Is it an intrusion on our freedom?  Not at all.  Feel free to get 20 oz. of soda if you’d like, but you’ll need two cups.  This forces you to visualize, and therefore stop denying, that you are one person drinking enough for two.  What the mayor has done is created a bit of “choice architecture” that would “nudge” us in the right direction.  He did a similar thing a few years back when he required the printing of calories on menus.  You could have that lemon iced carrot cake with your latte if you’d like; your choice, but just know that it has all the rest of the calories your body will need to fuel you from breakfast until bedtime.  Your choice.



In Richard Thaler’s and Cass Susstein’s wonderful book Nudge:  Improving Decisions About Health, Wealth, and Happiness, the two describe ways in which choices are offered that lure us to better decisions.

When you walk into a super market and you are statistically more likely to buy the cereal, or pretzels, or salsa that has been shelved at eye level.  That’s prime real estate in the market business.  Without a word, our choices are influenced  by big and tiny nudges.

Certainly my favorite example, found in the introduction to Nudge, is that of the tiny image of a little black housefly etched into each or the urinals in the Schiphol Airport in Amsterdam:

“It seems that men usually do not pay much attention to where they aim, which can create a bit of a mess, but if they see a target, attention and therefore accuracy are much increased…fly-in-urinal trials found that etching reduced spillage by 80 percent.”

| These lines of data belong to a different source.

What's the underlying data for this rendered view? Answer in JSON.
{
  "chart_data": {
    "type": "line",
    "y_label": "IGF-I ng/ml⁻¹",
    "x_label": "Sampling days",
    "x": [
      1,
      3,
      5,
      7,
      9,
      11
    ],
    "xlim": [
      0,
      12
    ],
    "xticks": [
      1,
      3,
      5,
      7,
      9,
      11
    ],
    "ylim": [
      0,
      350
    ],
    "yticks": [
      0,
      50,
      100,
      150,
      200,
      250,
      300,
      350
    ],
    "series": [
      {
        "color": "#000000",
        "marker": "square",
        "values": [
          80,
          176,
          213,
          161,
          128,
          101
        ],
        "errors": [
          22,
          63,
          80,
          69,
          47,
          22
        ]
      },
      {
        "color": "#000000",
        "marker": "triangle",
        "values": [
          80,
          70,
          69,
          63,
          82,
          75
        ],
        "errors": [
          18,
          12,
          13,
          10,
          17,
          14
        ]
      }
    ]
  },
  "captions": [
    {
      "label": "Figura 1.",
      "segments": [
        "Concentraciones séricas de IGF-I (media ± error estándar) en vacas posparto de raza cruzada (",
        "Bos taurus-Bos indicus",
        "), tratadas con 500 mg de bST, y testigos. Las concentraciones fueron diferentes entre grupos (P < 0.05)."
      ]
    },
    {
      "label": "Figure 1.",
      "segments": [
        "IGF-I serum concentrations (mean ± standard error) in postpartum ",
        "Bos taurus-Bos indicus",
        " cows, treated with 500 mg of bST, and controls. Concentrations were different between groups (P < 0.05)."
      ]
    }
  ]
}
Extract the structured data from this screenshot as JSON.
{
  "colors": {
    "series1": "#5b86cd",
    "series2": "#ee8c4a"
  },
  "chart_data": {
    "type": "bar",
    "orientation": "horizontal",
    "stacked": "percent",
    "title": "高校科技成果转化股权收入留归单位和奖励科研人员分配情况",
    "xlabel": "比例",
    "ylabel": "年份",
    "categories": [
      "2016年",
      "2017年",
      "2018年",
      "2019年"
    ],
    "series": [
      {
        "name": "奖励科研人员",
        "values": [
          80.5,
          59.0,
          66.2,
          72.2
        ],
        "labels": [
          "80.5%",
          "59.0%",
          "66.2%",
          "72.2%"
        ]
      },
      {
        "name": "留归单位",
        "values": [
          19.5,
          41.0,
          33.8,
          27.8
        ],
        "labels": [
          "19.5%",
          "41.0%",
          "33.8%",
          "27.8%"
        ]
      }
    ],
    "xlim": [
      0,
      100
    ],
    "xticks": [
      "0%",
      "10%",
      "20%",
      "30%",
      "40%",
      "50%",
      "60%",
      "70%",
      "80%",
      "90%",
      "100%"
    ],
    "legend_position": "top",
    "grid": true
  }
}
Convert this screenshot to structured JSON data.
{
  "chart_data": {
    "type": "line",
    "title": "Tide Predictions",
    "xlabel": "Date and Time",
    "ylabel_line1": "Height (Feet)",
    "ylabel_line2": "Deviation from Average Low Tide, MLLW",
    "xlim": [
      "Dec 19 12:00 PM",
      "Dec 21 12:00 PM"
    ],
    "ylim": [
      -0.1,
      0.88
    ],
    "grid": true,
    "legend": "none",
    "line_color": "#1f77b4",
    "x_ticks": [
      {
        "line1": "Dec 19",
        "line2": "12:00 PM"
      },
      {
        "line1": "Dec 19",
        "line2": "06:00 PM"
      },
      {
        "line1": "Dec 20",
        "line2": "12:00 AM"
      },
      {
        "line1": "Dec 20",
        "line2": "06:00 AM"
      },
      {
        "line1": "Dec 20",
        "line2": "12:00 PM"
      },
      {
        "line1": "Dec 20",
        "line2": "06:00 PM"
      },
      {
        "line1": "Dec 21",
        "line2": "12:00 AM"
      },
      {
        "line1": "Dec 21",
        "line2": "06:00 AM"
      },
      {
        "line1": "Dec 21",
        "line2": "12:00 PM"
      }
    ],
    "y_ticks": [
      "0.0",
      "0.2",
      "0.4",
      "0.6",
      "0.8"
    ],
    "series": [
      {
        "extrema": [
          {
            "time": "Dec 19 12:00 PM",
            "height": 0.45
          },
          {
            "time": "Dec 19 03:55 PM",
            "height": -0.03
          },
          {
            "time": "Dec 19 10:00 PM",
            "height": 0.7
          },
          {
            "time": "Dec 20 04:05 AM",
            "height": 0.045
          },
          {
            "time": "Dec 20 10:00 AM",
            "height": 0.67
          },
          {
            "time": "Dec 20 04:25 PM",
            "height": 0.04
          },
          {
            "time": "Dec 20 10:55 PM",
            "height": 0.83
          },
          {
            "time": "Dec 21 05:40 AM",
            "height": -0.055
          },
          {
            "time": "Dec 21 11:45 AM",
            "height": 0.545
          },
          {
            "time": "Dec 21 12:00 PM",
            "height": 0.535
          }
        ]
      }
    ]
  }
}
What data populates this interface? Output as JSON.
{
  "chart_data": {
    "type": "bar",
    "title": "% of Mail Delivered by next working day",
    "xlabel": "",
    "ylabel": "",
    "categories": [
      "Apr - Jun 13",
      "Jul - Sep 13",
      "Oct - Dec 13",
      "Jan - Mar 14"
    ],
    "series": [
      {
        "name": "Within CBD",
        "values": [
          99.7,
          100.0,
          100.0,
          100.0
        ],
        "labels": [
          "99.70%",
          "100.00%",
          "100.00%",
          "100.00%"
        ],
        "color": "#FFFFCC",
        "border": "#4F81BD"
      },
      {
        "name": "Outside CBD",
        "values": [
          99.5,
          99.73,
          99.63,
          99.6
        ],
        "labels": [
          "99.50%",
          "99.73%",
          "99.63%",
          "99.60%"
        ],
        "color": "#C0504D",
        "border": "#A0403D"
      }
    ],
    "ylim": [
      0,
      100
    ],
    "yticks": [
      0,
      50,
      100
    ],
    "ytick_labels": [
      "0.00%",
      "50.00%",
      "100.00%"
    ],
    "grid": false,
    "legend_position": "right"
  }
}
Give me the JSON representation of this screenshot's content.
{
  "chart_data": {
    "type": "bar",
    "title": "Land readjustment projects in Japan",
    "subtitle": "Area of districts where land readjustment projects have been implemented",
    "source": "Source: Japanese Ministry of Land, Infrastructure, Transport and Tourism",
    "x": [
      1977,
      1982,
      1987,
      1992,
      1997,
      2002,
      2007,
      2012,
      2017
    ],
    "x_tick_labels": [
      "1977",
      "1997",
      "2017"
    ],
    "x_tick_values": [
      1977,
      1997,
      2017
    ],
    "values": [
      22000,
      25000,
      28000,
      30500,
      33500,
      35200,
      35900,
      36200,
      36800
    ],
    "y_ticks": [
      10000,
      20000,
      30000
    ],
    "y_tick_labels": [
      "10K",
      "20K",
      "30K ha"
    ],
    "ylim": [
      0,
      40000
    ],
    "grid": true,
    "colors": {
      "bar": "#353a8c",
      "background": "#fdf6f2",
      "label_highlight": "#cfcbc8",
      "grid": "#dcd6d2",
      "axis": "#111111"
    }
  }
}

What we know about human nature is that we are fully capable of making choices against our best interests, especially when we feel a competing value threatened.  Right now some New Yorkers might feel like their freedom to buy and drink however much soda as they please is threatened.    Yet at the same time, we are dealing with a national epidemic on the way to 1 in 4 Americans having diabetes.   Freedom and health are the competing values here.  It is very hard to change one’s habits, yet alone that of a city or a nation, but we know we need to change.  I for one applaud the nudge toward smaller sizes of sugary drinks – empty calories that the body does not even recognize as food.  Will I still have a soda at the movies?  Yes, I will, but I won’t have two – and my waistline will thank me.

A nudge makes it easier for us to make the right choice.  This is an application of the verse, “Thou shalt not put a stumbling block before the blind.” -Lev. 19:14.